In my opinion, in order to achieve the objection of the legislator, the resolutions adopted by the other merging companies have to be directed to the shareholder using his appraisal right, so they would require external effect, and need to be accepted by the shareholder. If the resolutions only have interaal effect, the shareholder is not sure that the resolutions are eventually carried out. The resolutions must include an irrevocable offer of the other merging companies to the shareholder invoking the appraisal right. This irrevocable must be aimed at complying with the outcome of the binding decision of the independent expert(s). In my opinion, the irrevocable offer together with acceptance by the minority shareholder forms a binding agreement. A comparable view seems to be adhered in the legislative history:
"The merger may proceed either if the indemnification is provided for, or if each other merging company declares that it — and consequently the acquiring company — will be bound to the outcome of the procedure."8
Unfortunately, the legislative history of Art. 2:333i paragraph 4 DCC is quite confusing in this respect, as on the one hand it refers to a binding agreement,9 but on the other hand refers to resolutions with only interaal effect.10 As follows from Art. 10 of the Tenth EC Directive, the acceptance of the outcome of the procedure for indemnification requires a separate resolution of each of the other companies involved in the merger. It requires explicit acceptance. Merely approving the draft terms of cross-border merger does not seem to be sufficient. It is justified to request the explicit acceptance of each merging company, as indemnification paid by the acquiring company will affect its estate and indirectly the interests of its shareholders.

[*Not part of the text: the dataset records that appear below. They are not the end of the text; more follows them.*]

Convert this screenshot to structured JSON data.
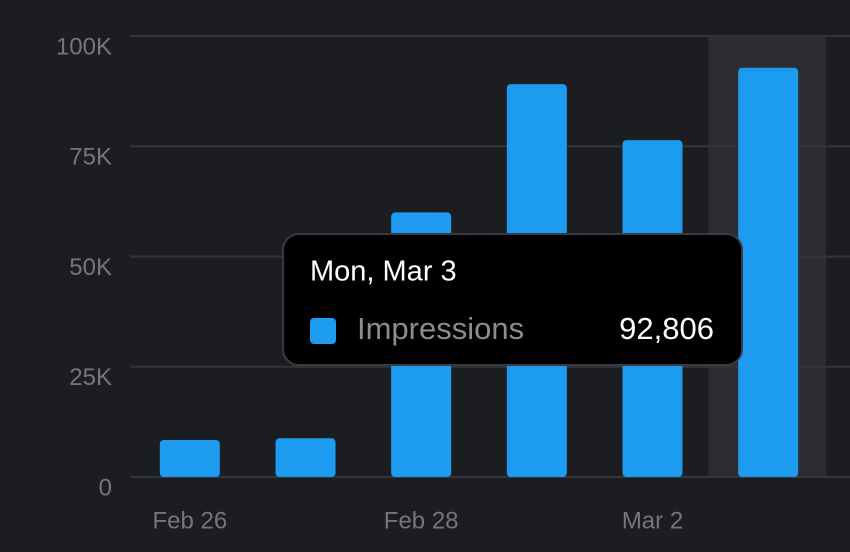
{
  "chart_data": {
    "type": "bar",
    "categories": [
      "Feb 26",
      null,
      "Feb 28",
      null,
      "Mar 2",
      null
    ],
    "series": [
      {
        "name": "Impressions",
        "color": "#1d9bf0",
        "values": [
          8400,
          8800,
          60000,
          89100,
          76400,
          92806
        ],
        "value_labels": [
          null,
          null,
          null,
          null,
          null,
          "92,806"
        ]
      }
    ],
    "ylim": [
      0,
      100000
    ],
    "yticks": [
      0,
      {
        "value": 25000,
        "label": "25K"
      },
      {
        "value": 50000,
        "label": "50K"
      },
      {
        "value": 75000,
        "label": "75K"
      },
      {
        "value": 100000,
        "label": "100K"
      }
    ],
    "grid": true,
    "highlight_index": 5,
    "tooltip": {
      "title": "Mon, Mar 3"
    }
  }
}
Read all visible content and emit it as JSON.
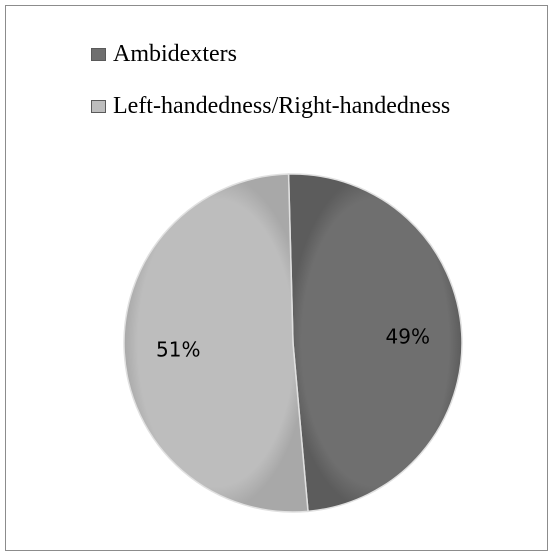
{
  "chart_data": {
    "type": "pie",
    "title": "",
    "categories": [
      "Ambidexters",
      "Left-handedness/Right-handedness"
    ],
    "values": [
      49,
      51
    ],
    "data_labels": [
      "49%",
      "51%"
    ],
    "colors": [
      "#6f6f6f",
      "#bdbdbd"
    ],
    "edge_color": "#e0e0e0",
    "start_angle_deg": -90,
    "direction": "clockwise",
    "legend_position": "top-left"
  }
}
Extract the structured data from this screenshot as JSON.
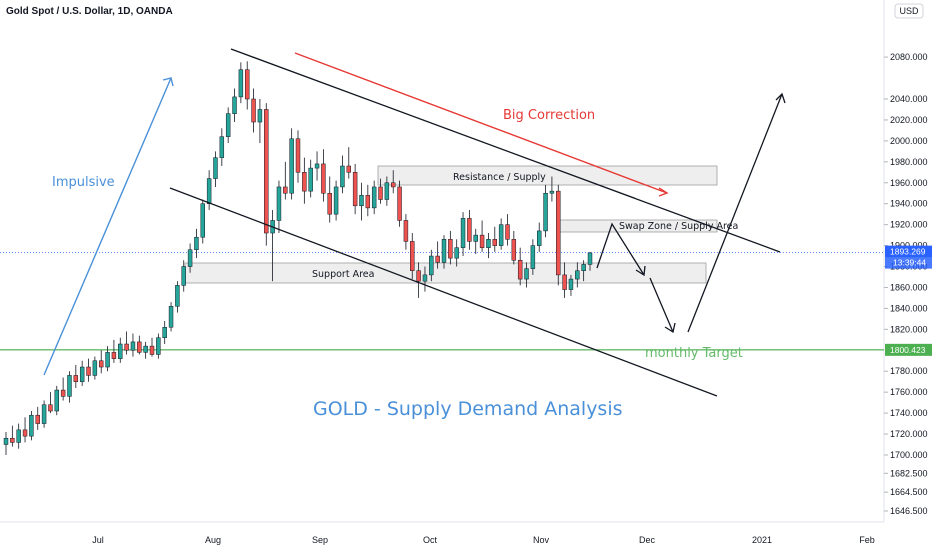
{
  "chart_data": {
    "type": "candlestick",
    "title": "Gold Spot / U.S. Dollar, 1D, OANDA",
    "currency": "USD",
    "ylim": [
      1636,
      2125
    ],
    "y_ticks": [
      2080,
      2040,
      2020,
      2000,
      1980,
      1960,
      1940,
      1920,
      1900,
      1880,
      1860,
      1840,
      1820,
      1780,
      1760,
      1740,
      1720,
      1700,
      1682.5,
      1664.5,
      1646.5
    ],
    "y_tick_labels": [
      "2080.000",
      "2040.000",
      "2020.000",
      "2000.000",
      "1980.000",
      "1960.000",
      "1940.000",
      "1920.000",
      "1900.000",
      "1880.000",
      "1860.000",
      "1840.000",
      "1820.000",
      "1780.000",
      "1760.000",
      "1740.000",
      "1720.000",
      "1700.000",
      "1682.500",
      "1664.500",
      "1646.500"
    ],
    "x_ticks": [
      "Jul",
      "Aug",
      "Sep",
      "Oct",
      "Nov",
      "Dec",
      "2021",
      "Feb"
    ],
    "last_price": {
      "value": 1893.269,
      "label": "1893.269",
      "countdown": "13:39:44",
      "color": "#2962ff"
    },
    "target_price": {
      "value": 1800.423,
      "label": "1800.423",
      "color": "#4caf50"
    },
    "candles": [
      [
        1710,
        1722,
        1700,
        1716
      ],
      [
        1716,
        1728,
        1708,
        1712
      ],
      [
        1712,
        1730,
        1706,
        1724
      ],
      [
        1724,
        1736,
        1712,
        1718
      ],
      [
        1718,
        1742,
        1714,
        1738
      ],
      [
        1738,
        1746,
        1724,
        1730
      ],
      [
        1730,
        1752,
        1726,
        1748
      ],
      [
        1748,
        1760,
        1740,
        1742
      ],
      [
        1742,
        1766,
        1738,
        1762
      ],
      [
        1762,
        1774,
        1752,
        1756
      ],
      [
        1756,
        1780,
        1750,
        1776
      ],
      [
        1776,
        1786,
        1764,
        1770
      ],
      [
        1770,
        1790,
        1766,
        1784
      ],
      [
        1784,
        1792,
        1770,
        1776
      ],
      [
        1776,
        1794,
        1772,
        1790
      ],
      [
        1790,
        1800,
        1778,
        1784
      ],
      [
        1784,
        1804,
        1780,
        1798
      ],
      [
        1798,
        1810,
        1788,
        1792
      ],
      [
        1792,
        1812,
        1788,
        1806
      ],
      [
        1806,
        1818,
        1796,
        1800
      ],
      [
        1800,
        1816,
        1794,
        1808
      ],
      [
        1808,
        1814,
        1796,
        1798
      ],
      [
        1798,
        1808,
        1792,
        1804
      ],
      [
        1804,
        1812,
        1794,
        1796
      ],
      [
        1796,
        1816,
        1792,
        1812
      ],
      [
        1812,
        1828,
        1806,
        1822
      ],
      [
        1822,
        1846,
        1818,
        1842
      ],
      [
        1842,
        1866,
        1836,
        1862
      ],
      [
        1862,
        1886,
        1856,
        1880
      ],
      [
        1880,
        1902,
        1874,
        1896
      ],
      [
        1896,
        1916,
        1888,
        1908
      ],
      [
        1908,
        1944,
        1902,
        1940
      ],
      [
        1940,
        1972,
        1934,
        1964
      ],
      [
        1964,
        1990,
        1956,
        1984
      ],
      [
        1984,
        2012,
        1976,
        2004
      ],
      [
        2004,
        2032,
        1998,
        2026
      ],
      [
        2026,
        2050,
        2018,
        2042
      ],
      [
        2042,
        2075,
        2036,
        2068
      ],
      [
        2068,
        2076,
        2030,
        2040
      ],
      [
        2040,
        2050,
        2008,
        2018
      ],
      [
        2018,
        2040,
        1998,
        2030
      ],
      [
        2030,
        2036,
        1900,
        1912
      ],
      [
        1912,
        1934,
        1866,
        1924
      ],
      [
        1924,
        1962,
        1912,
        1956
      ],
      [
        1956,
        1980,
        1944,
        1950
      ],
      [
        1950,
        2012,
        1944,
        2002
      ],
      [
        2002,
        2010,
        1960,
        1970
      ],
      [
        1970,
        1984,
        1940,
        1952
      ],
      [
        1952,
        1982,
        1946,
        1974
      ],
      [
        1974,
        1990,
        1962,
        1978
      ],
      [
        1978,
        1992,
        1942,
        1950
      ],
      [
        1950,
        1966,
        1922,
        1930
      ],
      [
        1930,
        1962,
        1924,
        1956
      ],
      [
        1956,
        1986,
        1950,
        1976
      ],
      [
        1976,
        1994,
        1964,
        1970
      ],
      [
        1970,
        1978,
        1930,
        1938
      ],
      [
        1938,
        1960,
        1924,
        1948
      ],
      [
        1948,
        1958,
        1928,
        1936
      ],
      [
        1936,
        1962,
        1930,
        1956
      ],
      [
        1956,
        1964,
        1940,
        1944
      ],
      [
        1944,
        1966,
        1938,
        1960
      ],
      [
        1960,
        1972,
        1950,
        1956
      ],
      [
        1956,
        1962,
        1918,
        1924
      ],
      [
        1924,
        1930,
        1896,
        1904
      ],
      [
        1904,
        1912,
        1868,
        1876
      ],
      [
        1876,
        1884,
        1850,
        1866
      ],
      [
        1866,
        1880,
        1856,
        1872
      ],
      [
        1872,
        1896,
        1866,
        1890
      ],
      [
        1890,
        1904,
        1878,
        1884
      ],
      [
        1884,
        1910,
        1878,
        1906
      ],
      [
        1906,
        1914,
        1882,
        1888
      ],
      [
        1888,
        1906,
        1880,
        1898
      ],
      [
        1898,
        1932,
        1890,
        1926
      ],
      [
        1926,
        1934,
        1896,
        1904
      ],
      [
        1904,
        1916,
        1892,
        1910
      ],
      [
        1910,
        1924,
        1894,
        1898
      ],
      [
        1898,
        1912,
        1888,
        1906
      ],
      [
        1906,
        1918,
        1894,
        1900
      ],
      [
        1900,
        1926,
        1896,
        1920
      ],
      [
        1920,
        1930,
        1900,
        1906
      ],
      [
        1906,
        1914,
        1882,
        1886
      ],
      [
        1886,
        1898,
        1862,
        1868
      ],
      [
        1868,
        1884,
        1860,
        1878
      ],
      [
        1878,
        1906,
        1872,
        1900
      ],
      [
        1900,
        1922,
        1894,
        1914
      ],
      [
        1914,
        1958,
        1908,
        1950
      ],
      [
        1950,
        1966,
        1942,
        1952
      ],
      [
        1952,
        1958,
        1862,
        1872
      ],
      [
        1872,
        1884,
        1850,
        1858
      ],
      [
        1858,
        1872,
        1852,
        1868
      ],
      [
        1868,
        1884,
        1860,
        1876
      ],
      [
        1876,
        1886,
        1866,
        1882
      ],
      [
        1882,
        1894,
        1876,
        1893
      ]
    ]
  },
  "annotations": {
    "impulsive": "Impulsive",
    "big_correction": "Big Correction",
    "resistance": "Resistance / Supply",
    "swap_zone": "Swap Zone / Supply Area",
    "support": "Support Area",
    "monthly_target": "monthly Target",
    "analysis_title": "GOLD - Supply Demand Analysis"
  },
  "colors": {
    "up": "#26a69a",
    "down": "#ef5350",
    "blue_text": "#4a90d9",
    "red_text": "#e53935",
    "green_text": "#66bb6a"
  }
}
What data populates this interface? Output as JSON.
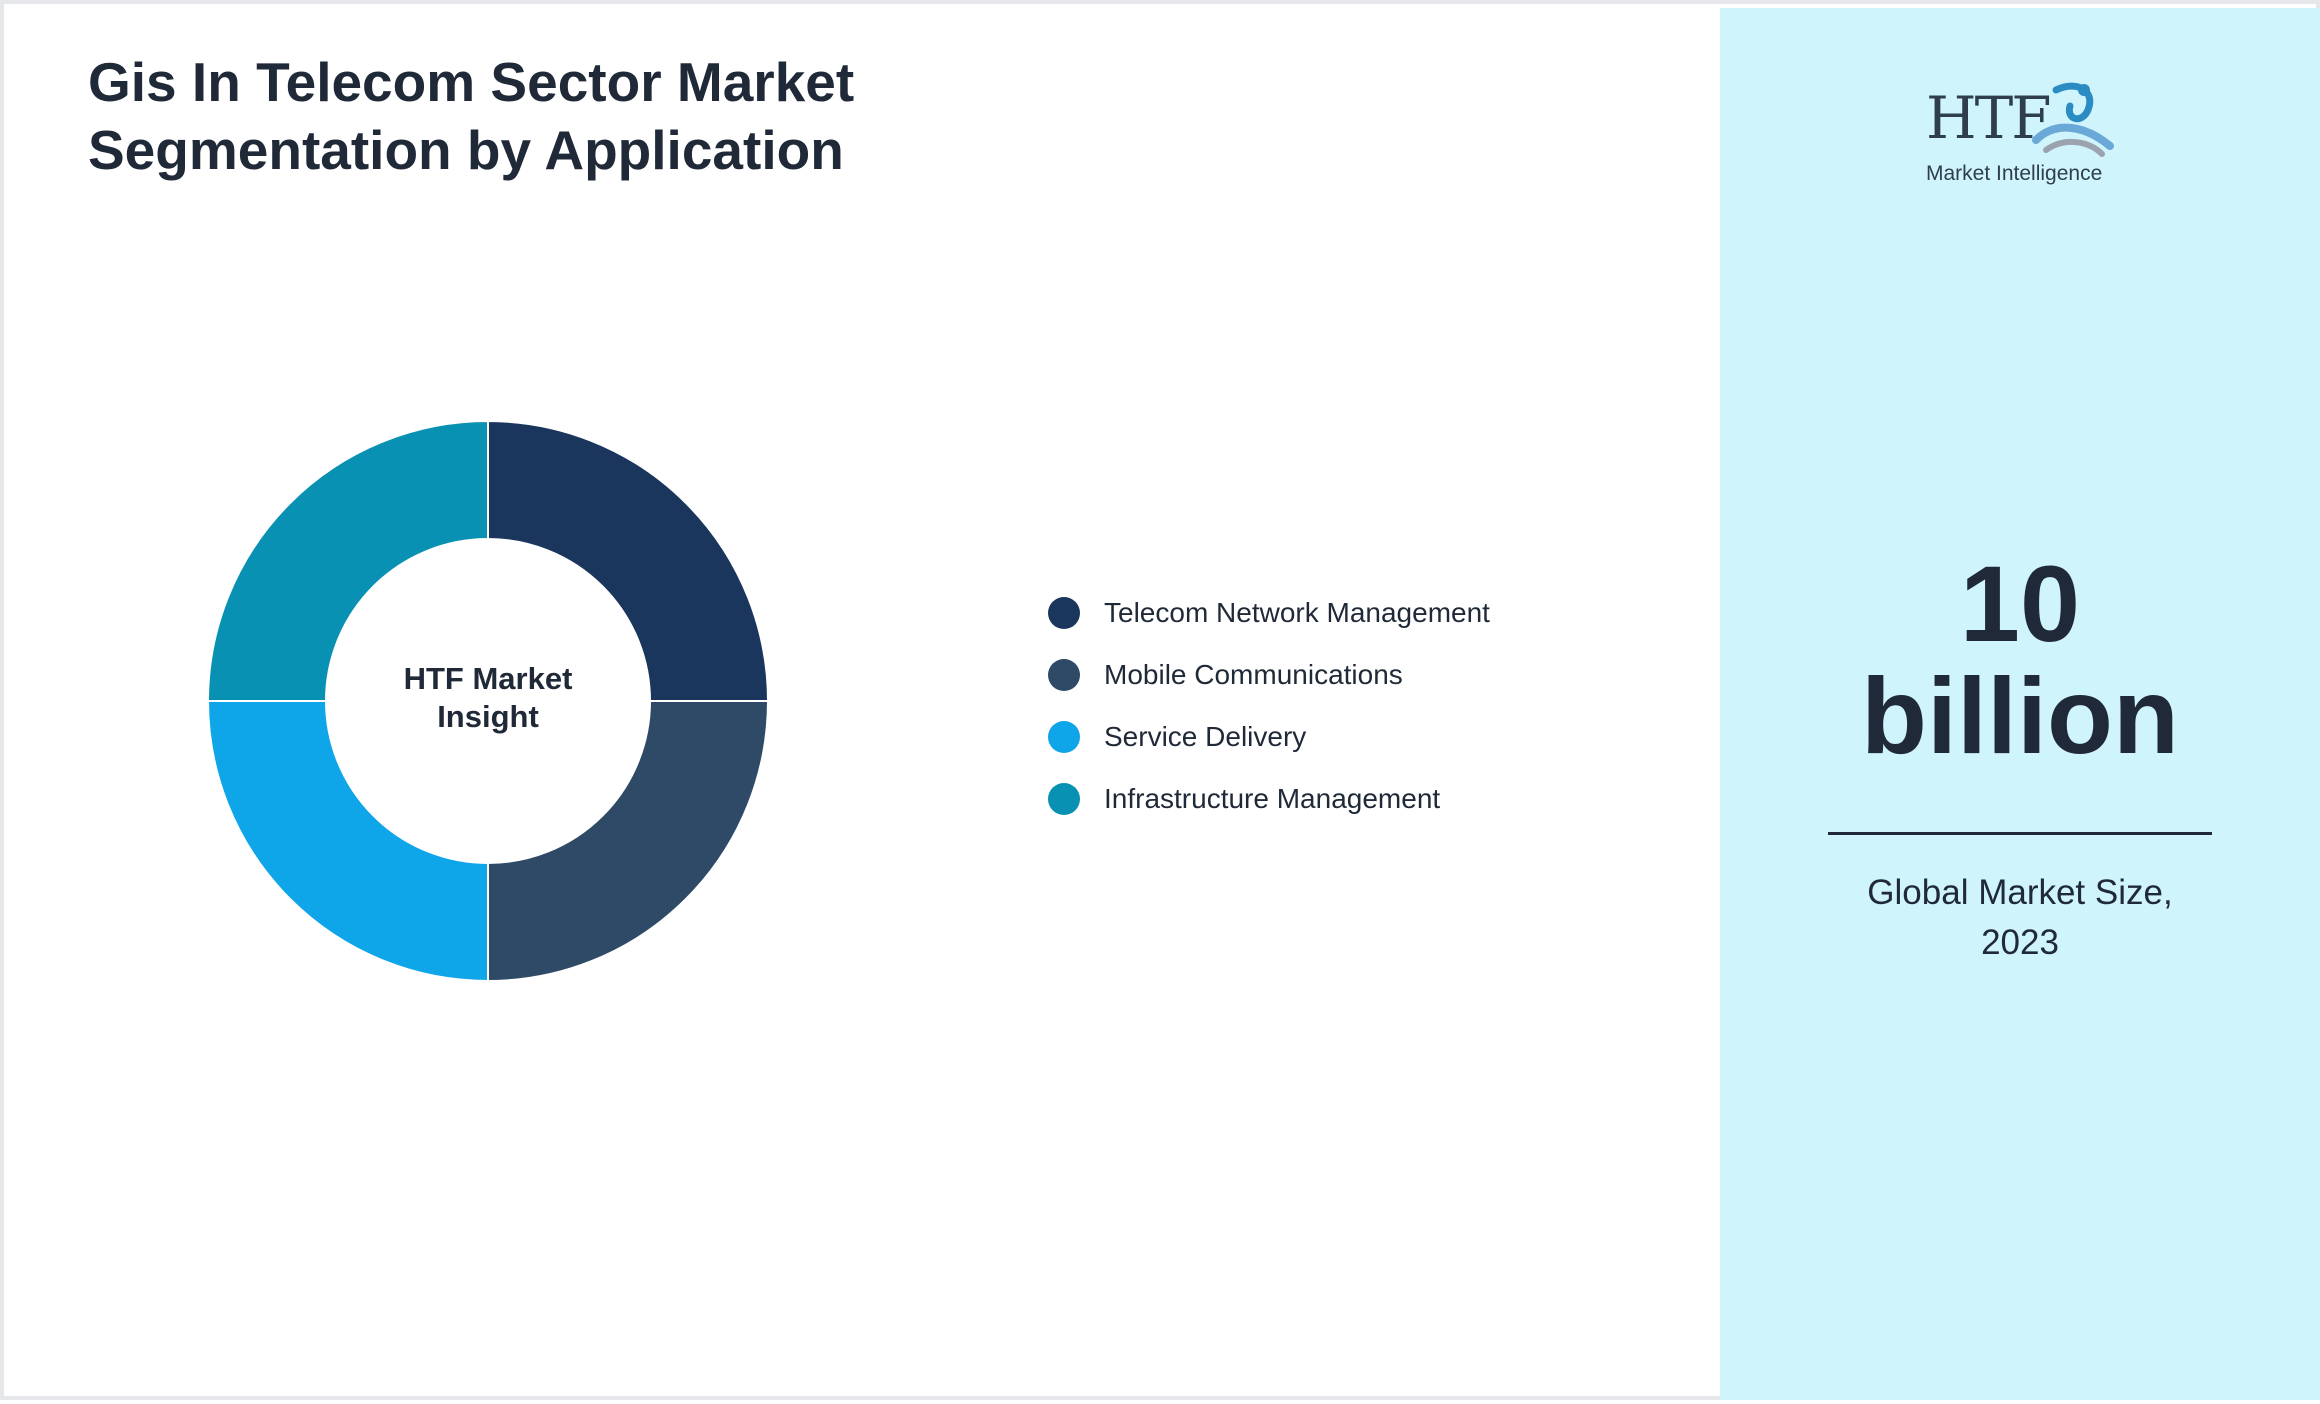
{
  "title": {
    "line1": "Gis In Telecom Sector Market",
    "line2": "Segmentation by Application"
  },
  "chart_data": {
    "type": "pie",
    "style": "donut",
    "title": "Gis In Telecom Sector Market Segmentation by Application",
    "center_label": [
      "HTF Market",
      "Insight"
    ],
    "categories": [
      "Telecom Network Management",
      "Mobile Communications",
      "Service Delivery",
      "Infrastructure Management"
    ],
    "values": [
      25,
      25,
      25,
      25
    ],
    "colors": [
      "#1b365d",
      "#2e4a67",
      "#0ea5e9",
      "#0891b2"
    ],
    "legend_position": "right"
  },
  "side_panel": {
    "logo": {
      "text": "HTF",
      "subtitle": "Market Intelligence"
    },
    "market_value": {
      "line1": "10",
      "line2": "billion"
    },
    "caption": {
      "line1": "Global Market Size,",
      "line2": "2023"
    },
    "background_color": "#cff4fc"
  }
}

Art. 2:333i paragraph 4 DCC merely prescribes the adoption of resolutions and does not prescribe the essential external effect. Therefore, it could be doubted whether it provides enough comfort for the minority shareholder. I would recommend amending the provision in order to align it with the intentions revealed by the legislator.11
In addition, I would like to point to the helpful suggestion of Koppenol-Laforce in this context.12 She suggests that the binding agreement could be embodied in a notarial deed. The advantage of a notarial deed would be that the agreement could easily be executed further to Art. 57 of the Brussels I Convention. Such notarial deed could provide further comfort for the minority shareholder. It could be questioned, however, whether in addition to the resolutions adopted the merging companies would at all times cooperate with this notarial deed. Amendment of Art. 2:333i paragraph 4 DCC is therefore most favourable.
As a consequence of the stringent rules of Art. 2:333i paragraph 4 DCC, one of the merging companies may block the merger by rejecting the resolution involving that the acquiring company takes over the obligation to provide indemnification. Consequently, the civil-law notary will not be authorized to issue the pre-merger certificate.